SolarWorld, the largest U.S. crystalline silicon solar producer for nearly 40 years, announced another advance in the renewable-energy industry’s return to fair competition, after the U.S. International Trade Commission (ITC) made affirmative preliminary determinations that U.S. imports of Chinese and Taiwanese solar panels are injuring the domestic manufacturing industry.
China has no production cost advantage and high-standard companies such as SolarWorld remain the industry’s technology leaders, the company said, but government-sponsored Chinese producers have used illegal, export-intensive subsidies and artificially and temporarily low pricing tactics to undermine them.
“Step by step, U.S. solar producers are returning to a day when they no longer are forced to compete with the government of China,” said Mukesh Dulani, president of SolarWorld Industries America Inc., based in Oregon. “Our own factories here in Oregon are surrounded by several campuses of Intel, the world’s largest semiconductor producer and a U.S. manufacturing success story.
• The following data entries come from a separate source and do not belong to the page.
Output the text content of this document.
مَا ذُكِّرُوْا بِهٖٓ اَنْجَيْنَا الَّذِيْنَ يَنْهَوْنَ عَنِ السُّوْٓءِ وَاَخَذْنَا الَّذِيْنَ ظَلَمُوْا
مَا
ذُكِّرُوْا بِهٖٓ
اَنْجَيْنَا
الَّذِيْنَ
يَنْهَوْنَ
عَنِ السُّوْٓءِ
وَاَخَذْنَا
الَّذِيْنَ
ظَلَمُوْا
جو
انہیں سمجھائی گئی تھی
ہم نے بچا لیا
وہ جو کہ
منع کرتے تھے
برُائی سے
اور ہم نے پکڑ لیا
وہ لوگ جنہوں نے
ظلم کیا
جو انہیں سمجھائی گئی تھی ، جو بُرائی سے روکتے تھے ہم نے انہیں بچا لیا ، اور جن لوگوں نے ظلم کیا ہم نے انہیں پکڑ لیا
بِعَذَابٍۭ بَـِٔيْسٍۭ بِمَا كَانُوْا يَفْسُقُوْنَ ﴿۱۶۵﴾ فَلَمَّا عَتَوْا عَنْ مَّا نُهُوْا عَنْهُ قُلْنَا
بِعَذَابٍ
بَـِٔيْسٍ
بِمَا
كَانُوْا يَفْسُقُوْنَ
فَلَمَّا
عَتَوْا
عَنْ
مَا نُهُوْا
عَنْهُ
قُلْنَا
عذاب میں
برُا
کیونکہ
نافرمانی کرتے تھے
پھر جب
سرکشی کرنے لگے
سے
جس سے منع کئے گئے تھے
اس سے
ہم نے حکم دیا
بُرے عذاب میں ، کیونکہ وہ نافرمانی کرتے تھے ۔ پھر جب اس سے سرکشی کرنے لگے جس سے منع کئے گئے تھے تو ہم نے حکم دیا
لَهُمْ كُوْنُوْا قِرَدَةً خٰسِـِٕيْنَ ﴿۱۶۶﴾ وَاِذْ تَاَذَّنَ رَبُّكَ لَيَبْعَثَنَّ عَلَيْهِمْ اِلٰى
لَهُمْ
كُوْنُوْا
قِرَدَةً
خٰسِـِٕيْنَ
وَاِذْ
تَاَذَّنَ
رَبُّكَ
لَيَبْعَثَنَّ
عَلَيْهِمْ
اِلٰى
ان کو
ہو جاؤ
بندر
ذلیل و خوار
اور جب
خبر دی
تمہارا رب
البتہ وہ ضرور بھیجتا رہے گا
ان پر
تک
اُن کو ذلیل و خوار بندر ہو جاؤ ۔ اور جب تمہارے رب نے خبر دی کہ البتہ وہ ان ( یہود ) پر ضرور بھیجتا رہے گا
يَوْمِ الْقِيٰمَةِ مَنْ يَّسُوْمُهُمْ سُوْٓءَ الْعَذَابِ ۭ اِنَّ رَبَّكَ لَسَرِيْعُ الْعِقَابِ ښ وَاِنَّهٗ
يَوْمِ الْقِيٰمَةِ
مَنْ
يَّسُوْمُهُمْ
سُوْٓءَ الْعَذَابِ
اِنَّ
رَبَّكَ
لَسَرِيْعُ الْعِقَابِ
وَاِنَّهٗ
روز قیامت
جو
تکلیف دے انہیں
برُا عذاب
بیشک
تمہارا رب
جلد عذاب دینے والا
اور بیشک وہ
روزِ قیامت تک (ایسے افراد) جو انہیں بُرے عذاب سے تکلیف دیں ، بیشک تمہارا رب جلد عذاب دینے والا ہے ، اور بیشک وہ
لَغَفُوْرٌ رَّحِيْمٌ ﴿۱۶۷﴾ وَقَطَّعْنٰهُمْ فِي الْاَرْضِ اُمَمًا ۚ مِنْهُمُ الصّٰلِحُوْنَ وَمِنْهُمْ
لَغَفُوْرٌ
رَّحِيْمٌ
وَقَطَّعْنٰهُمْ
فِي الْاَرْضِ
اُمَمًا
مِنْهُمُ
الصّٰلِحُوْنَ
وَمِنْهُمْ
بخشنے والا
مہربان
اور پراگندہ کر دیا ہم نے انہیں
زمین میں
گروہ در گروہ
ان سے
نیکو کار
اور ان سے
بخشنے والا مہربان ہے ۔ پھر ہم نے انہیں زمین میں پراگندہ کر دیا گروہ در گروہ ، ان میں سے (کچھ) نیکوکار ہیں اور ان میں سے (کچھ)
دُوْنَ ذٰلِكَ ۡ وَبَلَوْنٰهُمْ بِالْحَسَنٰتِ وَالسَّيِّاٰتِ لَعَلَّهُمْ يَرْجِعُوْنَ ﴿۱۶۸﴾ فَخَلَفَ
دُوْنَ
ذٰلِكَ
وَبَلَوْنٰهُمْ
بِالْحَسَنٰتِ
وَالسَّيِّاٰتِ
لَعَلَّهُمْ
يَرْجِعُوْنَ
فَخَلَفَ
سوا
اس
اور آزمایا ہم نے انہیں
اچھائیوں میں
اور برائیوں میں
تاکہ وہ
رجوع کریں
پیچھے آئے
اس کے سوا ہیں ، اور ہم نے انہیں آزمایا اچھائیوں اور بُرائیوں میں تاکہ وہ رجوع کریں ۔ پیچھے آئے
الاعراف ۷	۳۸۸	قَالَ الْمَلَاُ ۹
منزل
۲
So please do not tell us that U.S. manufacturers who pioneered and built the solar industry cannot compete globally under conditions of fair trade.”
On Dec. 31, SolarWorld brought anti-subsidy and anti-dumping cases against China and an anti-dumping case against Taiwan to close a loophole in previous cases that concluded in December 2012. As the case has been filed, DOC is expected to make a preliminary determination on anti-subsidy duties in late March.
To bring its trade cases, SolarWorld has had to demonstrate that they were supported by a majority of the U.S. manufacturing industry. The company has the support of a coalition, largely composed of installation firms, of nearly 250 employers of more than 22,000 Americans. The Coalition for American Solar Manufacturing stands for robust international trade free of illegal foreign government intervention as well as sustainable and domestic manufacturing.